Die Kleinkinderjahre verbrachten wir jeweils am Neuenburgersee, später zogen wir relativ spontan mit dem VW-Bus los; campen in den Schweizer Alpen oder eine italienische Insel als Ziel. Dies erforderte wenig Vorbereitung, Wetter und Laune gaben die Route vor. Unsere diesjährige Reise nach Westkanada erforderte da schon mehr an Planung. Seit Langem sassen wir wieder einmal in einem Reisebüro, planten Routen, verwarfen Ideen und schluckten leer. Spontaneität war ausgeschlossen, bereits im März gehörten wir quasi zu den «Spätbuchern», und das Loch, das in unsere Kasse gerissen wird, ist ähnlich gross wie unsere Flugscham. Und doch, wir freuen uns auf dieses Familienabenteuer. Zurückgeworfen auf unser kleines Quartett, zusammengeschweisst durch neue Erlebnisse und gute drei Wochen Zeit, die wir miteinander verbringen werden. Erwartungen an solche Ferien sind hoch, und manchmal braucht es einen Abgleich, wer denn eigentlich was unter einer gelungenen Reise versteht. Einer ist scharf auf Outlets und Sneakers, eine sagt «Hauptsache, nicht zu heiss». Eine schleppt kiloweise Bücher in die kanadische Wildnis, einer versucht die anderen Familienmitglieder zum Bungeejumping zu überreden. Dabei sollte uns eigentlich klar sein, dass Vorstellungen und Realität oft gerade in den von überhöhten Erwartungen besetzten Ferien weit auseinanderklaffen können.
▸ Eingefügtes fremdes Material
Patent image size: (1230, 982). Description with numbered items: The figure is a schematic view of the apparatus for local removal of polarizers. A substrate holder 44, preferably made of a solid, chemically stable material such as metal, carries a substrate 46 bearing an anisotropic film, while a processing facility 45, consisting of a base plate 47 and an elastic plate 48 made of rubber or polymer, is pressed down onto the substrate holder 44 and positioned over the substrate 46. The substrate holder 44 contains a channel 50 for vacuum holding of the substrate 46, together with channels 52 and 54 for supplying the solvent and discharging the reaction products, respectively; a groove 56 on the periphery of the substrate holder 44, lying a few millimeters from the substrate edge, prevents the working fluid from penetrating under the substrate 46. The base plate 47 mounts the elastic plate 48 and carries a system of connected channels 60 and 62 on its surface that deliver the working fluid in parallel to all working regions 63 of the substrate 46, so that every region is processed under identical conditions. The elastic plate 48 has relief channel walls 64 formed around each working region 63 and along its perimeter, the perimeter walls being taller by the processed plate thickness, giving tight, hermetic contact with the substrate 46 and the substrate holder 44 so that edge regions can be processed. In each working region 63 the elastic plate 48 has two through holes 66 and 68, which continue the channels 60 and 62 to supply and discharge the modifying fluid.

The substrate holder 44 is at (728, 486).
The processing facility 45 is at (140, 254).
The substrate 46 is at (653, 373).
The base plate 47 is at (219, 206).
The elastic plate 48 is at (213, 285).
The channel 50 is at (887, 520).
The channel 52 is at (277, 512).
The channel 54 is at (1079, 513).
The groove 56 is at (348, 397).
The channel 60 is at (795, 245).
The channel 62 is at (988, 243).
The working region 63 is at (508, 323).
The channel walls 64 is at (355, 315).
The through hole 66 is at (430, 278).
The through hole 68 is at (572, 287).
Unvergessen die Sommerferien, die wir mit dem Kleinkind am statt im Wasser verbrachten. Anstatt zu planschen, versteifte es sich darauf, den Strand ausschliesslich mit Socken zu betreten und dem unbekannten Gewässer fernzubleiben. Dann gab es den Hitzesommer an der Ostsee, bei dem wir in der Ferienwohnung die schattenspendenden Rollos erst am Tag der Abreise entdeckten. Oder das Gewitter, das den VW-Bus in den Walliser Alpen innert Minuten unter Wasser setzte. Alles nicht ideal, aber Erinnerungen, die bleiben. Das Ristorante im toskanischen Bergdorf, das in keinem Reiseführer stand, die wilden Kaninchen auf Rügen. Der Blick aus der Ferne auf Kate und William, der Sonnenuntergang am schwedischen See, an dessen Name sich keiner mehr erinnert – alles nicht geplant, sondern vor die Füsse gepurzelt. Und dankbar aufgehoben. Vielleicht bleiben solche Erlebnisse besonders stark in der Erinnerung, weil sie einem geschenkt wurden.
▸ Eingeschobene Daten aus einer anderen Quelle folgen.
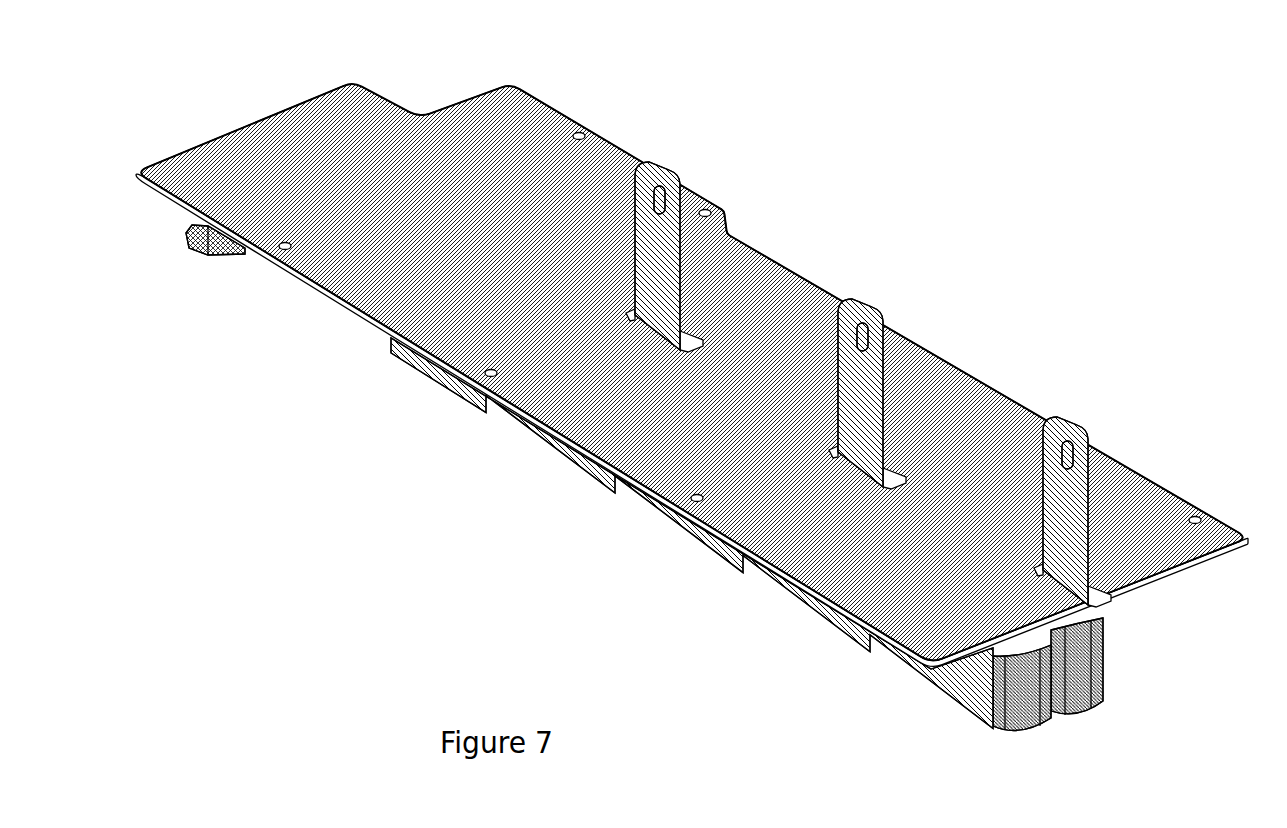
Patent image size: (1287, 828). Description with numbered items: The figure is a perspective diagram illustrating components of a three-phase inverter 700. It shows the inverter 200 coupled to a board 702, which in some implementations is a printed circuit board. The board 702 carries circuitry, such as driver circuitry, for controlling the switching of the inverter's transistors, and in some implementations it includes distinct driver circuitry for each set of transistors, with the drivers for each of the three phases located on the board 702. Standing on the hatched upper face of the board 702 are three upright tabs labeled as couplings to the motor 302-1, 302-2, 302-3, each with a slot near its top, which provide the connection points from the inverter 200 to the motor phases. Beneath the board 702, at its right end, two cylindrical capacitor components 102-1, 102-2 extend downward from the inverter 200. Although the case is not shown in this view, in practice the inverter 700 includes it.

The three-phase inverter 700 is at (1052, 76).
The inverter 200 is at (656, 571).
The board 702 is at (178, 140).
The coupling to motor 302-1 is at (1060, 420).
The coupling to motor 302-2 is at (857, 298).
The coupling to motor 302-3 is at (645, 163).
The capacitor component 102-1 is at (987, 722).
The capacitor component 102-2 is at (1133, 722).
Als unsere Kinder noch kleiner waren, traf der Spruch «Ferien sind Alltag unter erschwerten Bedingungen» durchaus zu. Auch in den Ferien muss gewickelt werden, hungrige Kinder quengeln auch in den Bergen, und ausgeschlafen wird nicht länger, nur weil die Eltern seit Monaten auf eine kleine Auszeit hingefiebert haben. Mit grösseren Kindern wird Reisen entspannter. Sie packen ihre Koffer selbst, trauen sich allein aufs WC und, ja, ich gebe es zu – manchmal ist Medienzeit dem Seelenfrieden aller zuträglich.

Reibung bedeutet auch Wärme

Egal, wie seriös wir planen und was wir uns erhoffen: Wir werden viel erleben. Viel sehen, viel diskutieren. Rechts oder links? Wandern oder Kanu fahren? Burger oder Pizza? Shopping oder Museum? Wir werden Rituale entwickeln und Kompromisse aushandeln. Wir werden streiten und uns versöhnen. Denn Reibung bedeutet immer auch Wärme; wie auf dem Randen, so in den Rocky Mountains.